(Bloomberg) -- Australia’s central bank is “closely watching” how the current supply-demand mismatch in the housing market unwinds, while warning “it will not be a quick fix,” Assistant Governor Sarah Hunter said on Thursday. 

“Demand pressure, and so upward pressure on rents and prices, will remain until new supply comes online,” Hunter said in a speech in Hobart, Tasmania. “We expect this response to take some time to materialize, given the current level of new dwelling approvals and the information from liaison that many projects are still not viable.”

Australia is facing its worst housing crisis in living memory. Residential building permits per capita are sitting at decade-low levels and there remains a sizable backlog of construction work, largely due to a lack of skilled workers. The government tried to plug a labor supply gap by boosting the number of migrants, only to find that this exacerbated the problem. 

The impact of the supply-demand imbalance is visible in both the rental and established housing markets — median rents in Australia hit a record high in April while home prices have been rising despite borrowing costs standing at a 12-year-high of 4.35%. 

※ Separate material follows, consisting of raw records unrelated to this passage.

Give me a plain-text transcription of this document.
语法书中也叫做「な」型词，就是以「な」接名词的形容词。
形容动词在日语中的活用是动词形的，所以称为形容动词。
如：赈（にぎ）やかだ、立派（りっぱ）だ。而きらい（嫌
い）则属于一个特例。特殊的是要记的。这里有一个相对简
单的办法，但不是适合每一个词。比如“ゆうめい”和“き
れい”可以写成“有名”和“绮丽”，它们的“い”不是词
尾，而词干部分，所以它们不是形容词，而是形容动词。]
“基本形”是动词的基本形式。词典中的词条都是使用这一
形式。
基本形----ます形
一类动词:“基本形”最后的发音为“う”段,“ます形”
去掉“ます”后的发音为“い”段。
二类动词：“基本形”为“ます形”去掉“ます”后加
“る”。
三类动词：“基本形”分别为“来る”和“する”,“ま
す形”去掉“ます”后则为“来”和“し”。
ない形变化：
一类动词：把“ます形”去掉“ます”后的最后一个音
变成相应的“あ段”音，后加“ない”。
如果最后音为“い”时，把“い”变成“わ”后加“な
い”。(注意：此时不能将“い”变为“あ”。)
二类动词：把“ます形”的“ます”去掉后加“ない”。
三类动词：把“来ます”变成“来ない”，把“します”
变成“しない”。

Soaring costs in the wake of the pandemic also pushed a number of builders with fixed-price contracts into bankruptcy.

Economists expect the RBA will leave its cash rate at current levels until November while money money markets are only fully pricing a first cut next year. 

Hunter didn’t comment on monetary policy in her address to the Real Estate Institute of Australia Centennial Congress.

Potential avenues for resolving the imbalances in the housing market include:

  • Average household sizes could increase
  • The pace of growth in construction costs could moderate
  • The RBA’s liaison program shows some developers are seeing strength in underlying demand and expect to respond with new supply

The RBA’s current assessment is that residential construction activity will remain relatively subdued with dwelling completions trending down, Hunter said.

“The last couple of years has seen a perfect storm of constraints on activity,” she said.